Tolles Fahrwerk, aber Probleme mit der
Elektrik
Gerade noch rechtzeitig, denn kurz darauf begannen die Problemchen. So sehr
man Wert auf bahnbrechende Fahrwerkstechnik und Optik gelegt hatte, den
Kleinteilezukauf überließ man offenbar
einer Gruppe von Ferienpraktikanten.
Manche Steckverbindungen im elektrischen System kollabierten bereits nach
kurzer Zeit und sorgten für angeregte
Kommunikation zwischen Auto und Besitzer. Ständig blinkte es irgendwo. Mal
gingen Warnlämpchen für die Airbags
an, mal verabschiedete sich die Computeranzeige von der Hälfte ihrer Pixel oder
die Sitzheizung quittierte ihren Dienst.
Schwamm drüber, denn endlich bot
Citroën oberklassenadäquate Motoren,
darunter besagten knapp 200 PS starken
Sechszylinder-Benziner sowie einen
knalleng eingebauten 2.5 TD mit elektronischer Einspritzung.
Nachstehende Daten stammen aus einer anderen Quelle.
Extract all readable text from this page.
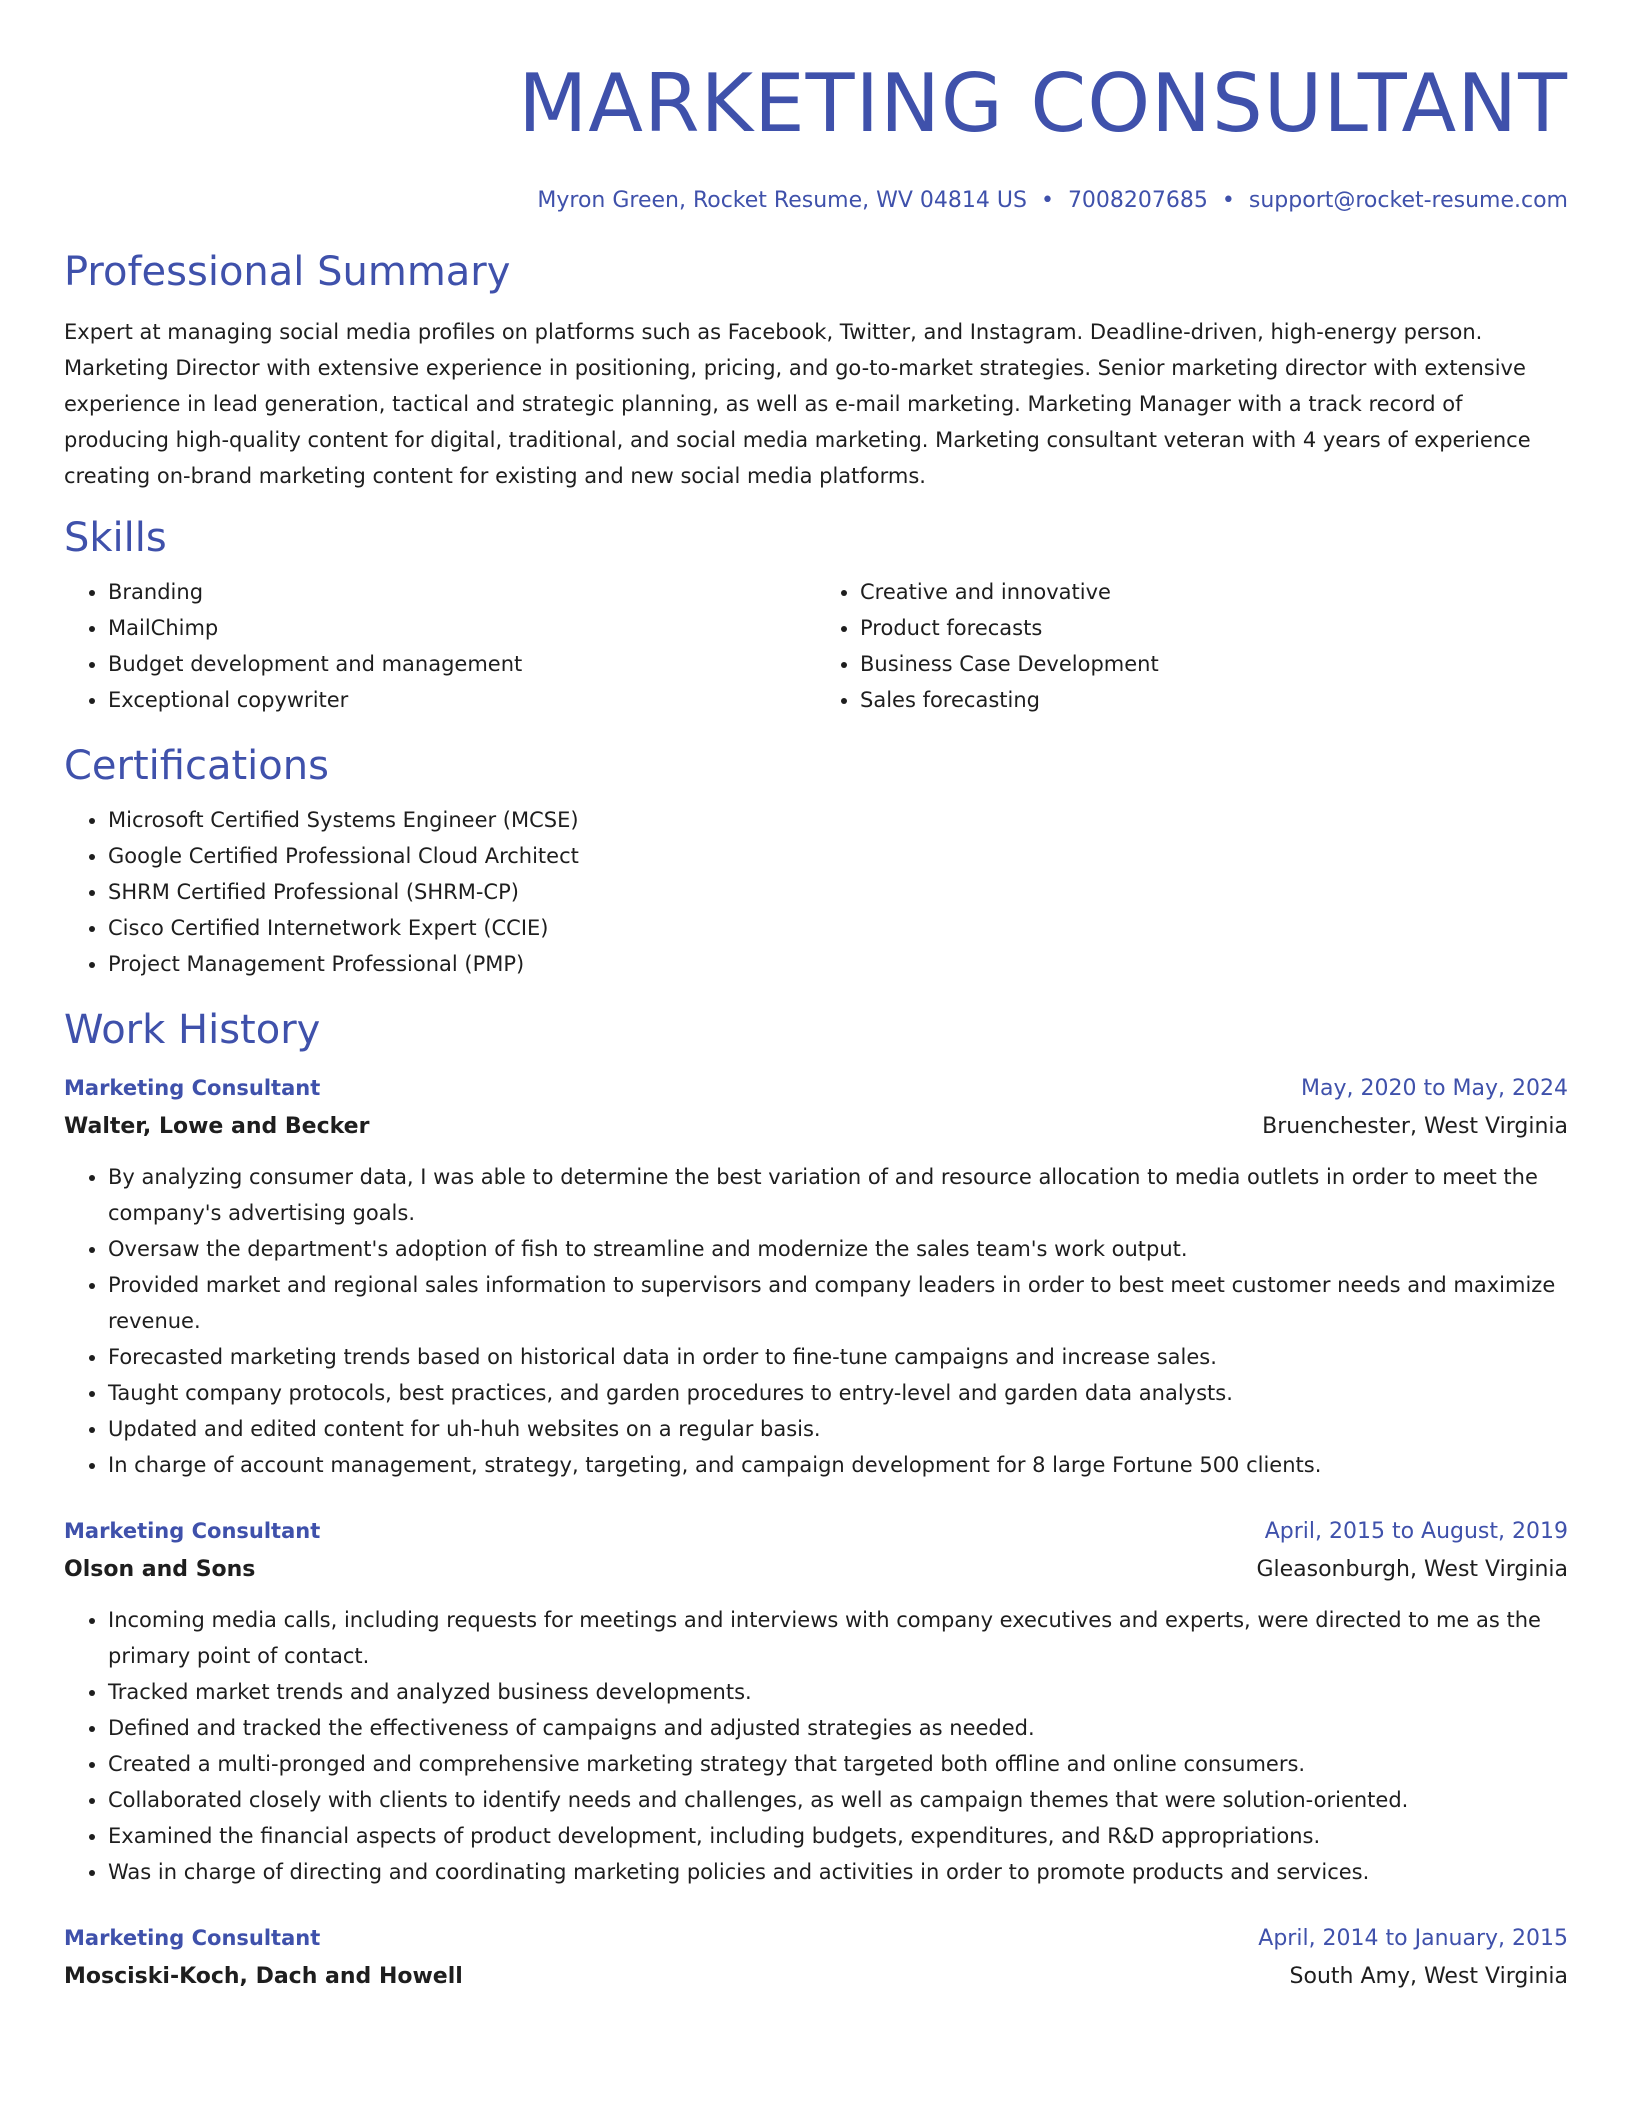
MARKETING CONSULTANT
Myron Green, Rocket Resume, WV 04814 US • 7008207685 • support@rocket-resume.com
Professional Summary

Expert at managing social media profiles on platforms such as Facebook, Twitter, and Instagram. Deadline-driven, high-energy person. Marketing Director with extensive experience in positioning, pricing, and go-to-market strategies. Senior marketing director with extensive experience in lead generation, tactical and strategic planning, as well as e-mail marketing. Marketing Manager with a track record of producing high-quality content for digital, traditional, and social media marketing. Marketing consultant veteran with 4 years of experience creating on-brand marketing content for existing and new social media platforms.

Skills
• Branding
• MailChimp
• Budget development and management
• Exceptional copywriter
• Creative and innovative
• Product forecasts
• Business Case Development
• Sales forecasting
Certifications
• Microsoft Certified Systems Engineer (MCSE)
• Google Certified Professional Cloud Architect
• SHRM Certified Professional (SHRM-CP)
• Cisco Certified Internetwork Expert (CCIE)
• Project Management Professional (PMP)
Work History
Marketing Consultant	May, 2020 to May, 2024
Walter, Lowe and Becker	Bruenchester, West Virginia
• By analyzing consumer data, I was able to determine the best variation of and resource allocation to media outlets in order to meet the company's advertising goals.
• Oversaw the department's adoption of fish to streamline and modernize the sales team's work output.
• Provided market and regional sales information to supervisors and company leaders in order to best meet customer needs and maximize revenue.
• Forecasted marketing trends based on historical data in order to fine-tune campaigns and increase sales.
• Taught company protocols, best practices, and garden procedures to entry-level and garden data analysts.
• Updated and edited content for uh-huh websites on a regular basis.
• In charge of account management, strategy, targeting, and campaign development for 8 large Fortune 500 clients.
Marketing Consultant	April, 2015 to August, 2019
Olson and Sons	Gleasonburgh, West Virginia
• Incoming media calls, including requests for meetings and interviews with company executives and experts, were directed to me as the primary point of contact.
• Tracked market trends and analyzed business developments.
• Defined and tracked the effectiveness of campaigns and adjusted strategies as needed.
• Created a multi-pronged and comprehensive marketing strategy that targeted both offline and online consumers.
• Collaborated closely with clients to identify needs and challenges, as well as campaign themes that were solution-oriented.
• Examined the financial aspects of product development, including budgets, expenditures, and R&D appropriations.
• Was in charge of directing and coordinating marketing policies and activities in order to promote products and services.
Marketing Consultant	April, 2014 to January, 2015
Mosciski-Koch, Dach and Howell	South Amy, West Virginia
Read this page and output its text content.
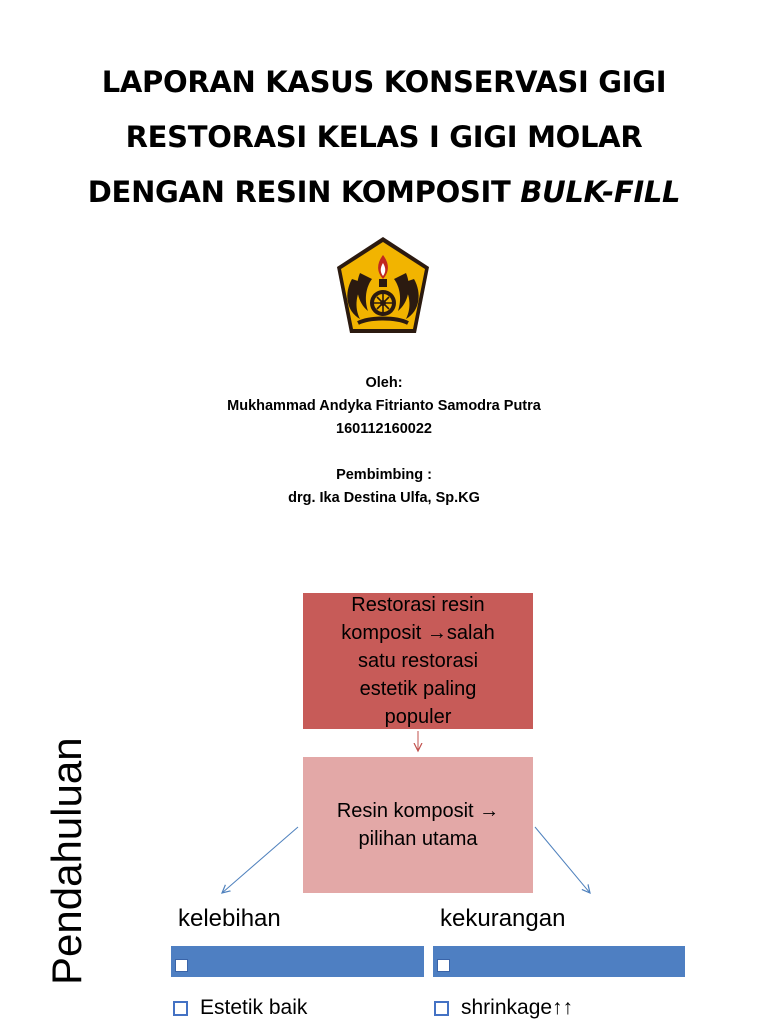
LAPORAN KASUS KONSERVASI GIGI
RESTORASI KELAS I GIGI MOLAR
DENGAN RESIN KOMPOSIT BULK-FILL
Oleh:
Mukhammad Andyka Fitrianto Samodra Putra
160112160022
Pembimbing :
drg. Ika Destina Ulfa, Sp.KG
Restorasi resin
komposit →salah
satu restorasi
estetik paling
populer
Resin komposit →
pilihan utama
Pendahuluan	kelebihan	kekurangan
Estetik baik	shrinkage↑↑
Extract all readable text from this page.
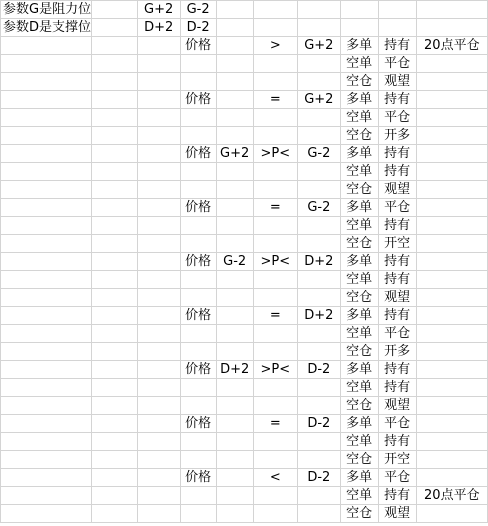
参数G是阻力位		G+2	G-2						
参数D是支撑位		D+2	D-2						
			价格		>	G+2	多单	持有	20点平仓
							空单	平仓	
							空仓	观望	
			价格		=	G+2	多单	持有	
							空单	平仓	
							空仓	开多	
			价格	G+2	>P<	G-2	多单	持有	
							空单	持有	
							空仓	观望	
			价格		=	G-2	多单	平仓	
							空单	持有	
							空仓	开空	
			价格	G-2	>P<	D+2	多单	持有	
							空单	持有	
							空仓	观望	
			价格		=	D+2	多单	持有	
							空单	平仓	
							空仓	开多	
			价格	D+2	>P<	D-2	多单	持有	
							空单	持有	
							空仓	观望	
			价格		=	D-2	多单	平仓	
							空单	持有	
							空仓	开空	
			价格		<	D-2	多单	平仓	
							空单	持有	20点平仓
							空仓	观望	
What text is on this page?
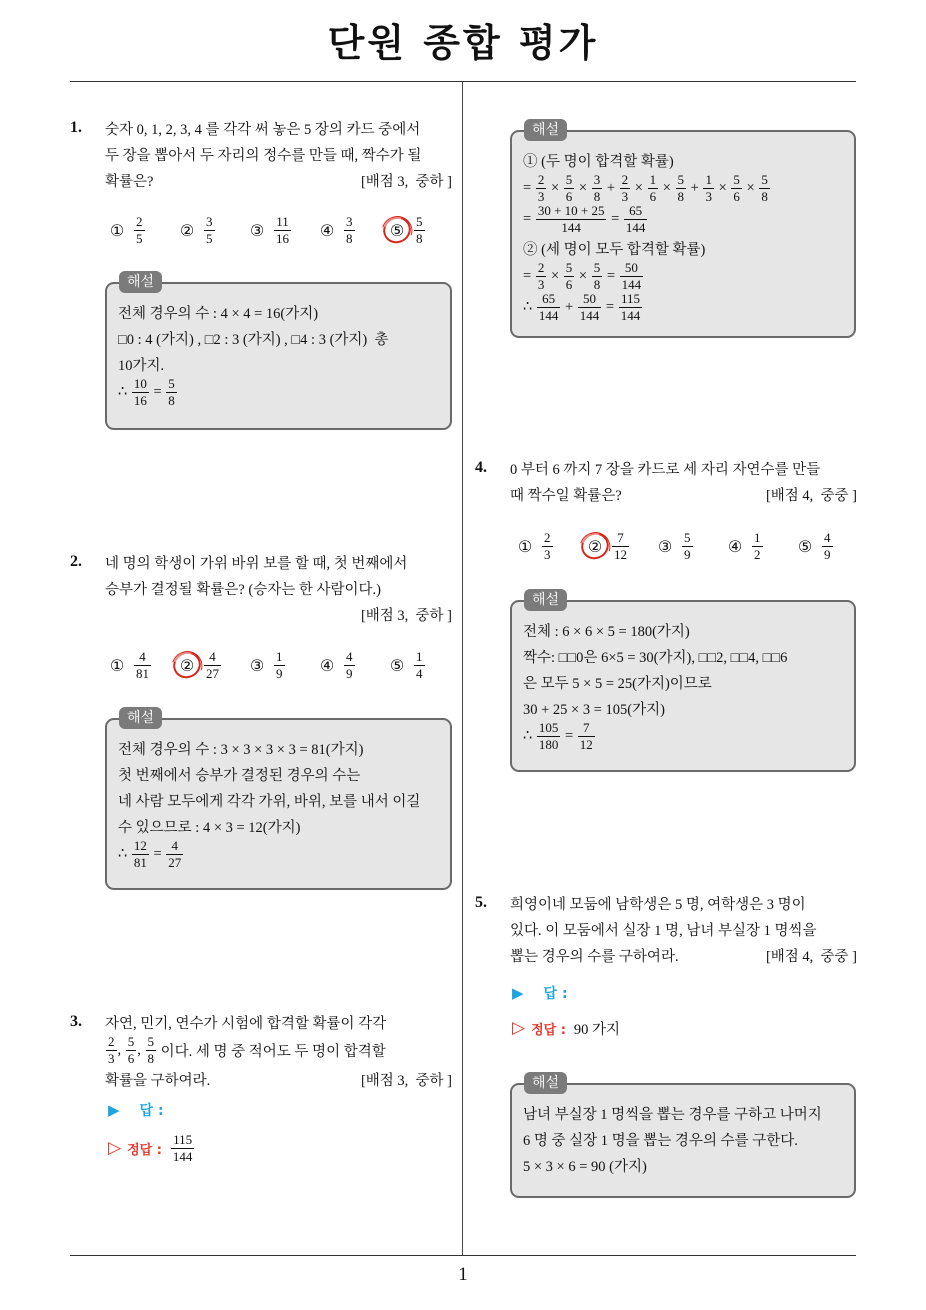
단원 종합 평가
1
1. 숫자 0, 1, 2, 3, 4 를 각각 써 놓은 5 장의 카드 중에서
두 장을 뽑아서 두 자리의 정수를 만들 때, 짝수가 될
확률은?	[배점 3,  중하 ]
① $\frac{2}{5}$ ② $\frac{3}{5}$ ③ $\frac{11}{16}$ ④ $\frac{3}{8}$ ⑤ $\frac{5}{8}$
해설
전체 경우의 수 : 4 × 4 = 16(가지)
□0 : 4 (가지) , □2 : 3 (가지) , □4 : 3 (가지)  총
10가지.
∴ $\frac{10}{16} = \frac{5}{8}$
2. 네 명의 학생이 가위 바위 보를 할 때, 첫 번째에서
승부가 결정될 확률은? (승자는 한 사람이다.)
[배점 3,  중하 ]
① $\frac{4}{81}$ ② $\frac{4}{27}$ ③ $\frac{1}{9}$ ④ $\frac{4}{9}$ ⑤ $\frac{1}{4}$
해설
전체 경우의 수 : 3 × 3 × 3 × 3 = 81(가지)
첫 번째에서 승부가 결정된 경우의 수는
네 사람 모두에게 각각 가위, 바위, 보를 내서 이길
수 있으므로 : 4 × 3 = 12(가지)
∴ $\frac{12}{81} = \frac{4}{27}$
3. 자연, 민기, 연수가 시험에 합격할 확률이 각각
$\frac{2}{3}$ , $\frac{5}{6}$ , $\frac{5}{8}$ 이다. 세 명 중 적어도 두 명이 합격할
확률을 구하여라.	[배점 3,  중하 ]
▶ 답 :
▷ 정답 : $\frac{115}{144}$
해설
① (두 명이 합격할 확률)
= $\frac{2}{3} \times \frac{5}{6} \times \frac{3}{8} + \frac{2}{3} \times \frac{1}{6} \times \frac{5}{8} + \frac{1}{3} \times \frac{5}{6} \times \frac{5}{8}$
= $\frac{30 + 10 + 25}{144} = \frac{65}{144}$
② (세 명이 모두 합격할 확률)
= $\frac{2}{3} \times \frac{5}{6} \times \frac{5}{8} = \frac{50}{144}$
∴ $\frac{65}{144} + \frac{50}{144} = \frac{115}{144}$
4. 0 부터 6 까지 7 장을 카드로 세 자리 자연수를 만들
때 짝수일 확률은?	[배점 4,  중중 ]
① $\frac{2}{3}$ ② $\frac{7}{12}$ ③ $\frac{5}{9}$ ④ $\frac{1}{2}$ ⑤ $\frac{4}{9}$
해설
전체 : 6 × 6 × 5 = 180(가지)
짝수: □□0은 6×5 = 30(가지), □□2, □□4, □□6
은 모두 5 × 5 = 25(가지)이므로
30 + 25 × 3 = 105(가지)
∴ $\frac{105}{180} = \frac{7}{12}$
5. 희영이네 모둠에 남학생은 5 명, 여학생은 3 명이
있다. 이 모둠에서 실장 1 명, 남녀 부실장 1 명씩을
뽑는 경우의 수를 구하여라.	[배점 4,  중중 ]
▶ 답 :
▷ 정답 : 90 가지
해설
남녀 부실장 1 명씩을 뽑는 경우를 구하고 나머지
6 명 중 실장 1 명을 뽑는 경우의 수를 구한다.
5 × 3 × 6 = 90 (가지)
Aufsehen erregte vor allem der ab 1991
gebaute und fast fünf Meter lange Kombi mit automatischem Niveauausgleich.
Bis zu 1.960 Liter Fassungsvermögen prädestinierten ihn für sehr spezielle Gewerbe. Die Firma Rappold in Wülfrath etwa
baute ihn als Leichenwagen. Apropos:
Das große Sterben des XM hat längst begonnen, hierzulande wurde er ohnehin
nur 42.694-mal verkauft. Etwa 2.000 davon sind derzeit noch zugelassen. Eigentlich viel zu wenig.